MS Monitoring Starts Moving Beyond the MRI Bottleneck

Roche’s CE-marked NfL blood test could make neuroinflammation monitoring more accessible for adults with relapsing-remitting multiple sclerosis, but systems still need rules for when and how to act on results.

May 23, 2026
Partner-supported
Blood-based MS monitoring could reduce pressure on MRI pathways, but only if clinicians know when biomarker changes should trigger action.

IPM Take

The important shift is that MS monitoring may become less dependent on resource-heavy MRI pathways. That could help patients who face travel barriers, waiting times or limited specialist-centre access.

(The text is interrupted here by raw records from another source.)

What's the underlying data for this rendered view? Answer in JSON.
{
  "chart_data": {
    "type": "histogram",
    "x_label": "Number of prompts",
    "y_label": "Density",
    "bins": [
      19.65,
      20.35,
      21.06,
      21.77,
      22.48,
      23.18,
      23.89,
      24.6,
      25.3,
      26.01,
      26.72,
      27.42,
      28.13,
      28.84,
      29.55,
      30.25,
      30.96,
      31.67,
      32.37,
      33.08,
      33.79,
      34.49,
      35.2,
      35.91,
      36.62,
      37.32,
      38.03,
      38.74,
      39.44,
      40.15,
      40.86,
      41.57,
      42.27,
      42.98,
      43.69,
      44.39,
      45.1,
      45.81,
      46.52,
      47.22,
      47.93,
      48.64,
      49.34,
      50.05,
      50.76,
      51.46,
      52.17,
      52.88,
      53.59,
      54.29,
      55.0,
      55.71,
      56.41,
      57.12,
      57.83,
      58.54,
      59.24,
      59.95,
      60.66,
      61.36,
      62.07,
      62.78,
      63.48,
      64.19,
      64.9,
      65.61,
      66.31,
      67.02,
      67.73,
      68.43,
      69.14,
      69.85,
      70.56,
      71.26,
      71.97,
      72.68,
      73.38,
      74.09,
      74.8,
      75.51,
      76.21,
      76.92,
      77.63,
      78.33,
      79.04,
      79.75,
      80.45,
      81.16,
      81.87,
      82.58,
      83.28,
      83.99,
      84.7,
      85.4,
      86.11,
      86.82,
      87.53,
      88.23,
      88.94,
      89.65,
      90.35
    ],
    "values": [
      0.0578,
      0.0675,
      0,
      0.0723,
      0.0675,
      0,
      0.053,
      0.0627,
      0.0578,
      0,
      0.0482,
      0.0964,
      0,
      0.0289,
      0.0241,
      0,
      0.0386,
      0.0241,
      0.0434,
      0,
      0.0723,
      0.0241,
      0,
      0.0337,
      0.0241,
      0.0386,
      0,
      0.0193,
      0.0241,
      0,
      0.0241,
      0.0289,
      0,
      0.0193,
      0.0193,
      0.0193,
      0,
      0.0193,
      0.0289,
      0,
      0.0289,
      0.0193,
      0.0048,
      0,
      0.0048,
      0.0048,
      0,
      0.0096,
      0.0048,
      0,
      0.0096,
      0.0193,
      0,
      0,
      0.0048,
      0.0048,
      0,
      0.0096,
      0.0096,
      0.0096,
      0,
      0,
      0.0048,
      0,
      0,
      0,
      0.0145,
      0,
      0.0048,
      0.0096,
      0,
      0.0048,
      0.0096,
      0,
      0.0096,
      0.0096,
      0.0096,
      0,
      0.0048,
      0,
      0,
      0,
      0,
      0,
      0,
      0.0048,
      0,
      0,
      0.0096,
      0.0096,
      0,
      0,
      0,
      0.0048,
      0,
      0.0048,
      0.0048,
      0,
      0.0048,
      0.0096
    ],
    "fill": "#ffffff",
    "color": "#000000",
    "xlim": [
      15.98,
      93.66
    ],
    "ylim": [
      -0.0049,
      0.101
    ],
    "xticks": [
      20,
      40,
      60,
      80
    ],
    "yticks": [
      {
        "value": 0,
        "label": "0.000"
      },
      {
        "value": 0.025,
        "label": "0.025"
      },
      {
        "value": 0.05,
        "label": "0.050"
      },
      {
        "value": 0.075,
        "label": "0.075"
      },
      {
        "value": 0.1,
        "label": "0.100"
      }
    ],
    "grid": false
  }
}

But a blood test only becomes useful if health systems define what rising NfL means, when clinicians should repeat testing and when treatment should be reviewed. The access test is not only whether the biomarker is available. It is whether biomarker monitoring changes care early enough to matter.

Executive Summary

On 13 April 2026, Roche announced CE mark approval for the Elecsys Neurofilament Light Chain, NfL, blood test for detecting neuroinflammation in adults diagnosed with relapsing-remitting multiple sclerosis. The test measures NfL, a protein released during nerve cell injury, and is intended to complement routine clinical assessment and MRI rather than replace them. Roche says the test can run on widely available cobas instruments and may support more frequent monitoring of neuroinflammatory activity in people living with RRMS.

Why it matters

  • Clinicians: Need guidance on how NfL results should influence monitoring frequency, MRI use, treatment review and escalation decisions.
  • Diagnostics / pathology: Must prepare validated workflows, quality control and reporting standards for blood-based neuroinflammation monitoring.
  • Payers / public authorities: Should assess whether easier biomarker monitoring improves care efficiency and access, rather than adding cost without clear action rules.

Before this approval, MS monitoring relied heavily on clinical relapses, disability assessment and MRI. Those tools remain essential, but MRI access can be uneven, costly and logistically difficult, especially for patients outside specialist centres.

What has changed is the move toward a standardised blood-based biomarker for neuroaxonal damage. Elecsys NfL measures neurofilament light chain, which reflects nerve cell injury associated with neuroinflammation. Roche positions the test as a tool to complement MRI and clinical assessment, potentially allowing more regular biological monitoring in adults already diagnosed with relapsing-remitting MS.

The eligible population is specific: adults diagnosed with relapsing-remitting MS. This should not be framed as general MS screening or as a standalone diagnostic test. The implementation question is now practical. Laboratories, neurologists and payers need to decide how NfL results fit into routine monitoring, treatment escalation and follow-up.

For IPM, the message is direct: biomarkers can make neurology more personalised only when the care pathway knows how to respond. Without that pathway, the test risks becoming another promising biomarker without clear clinical action.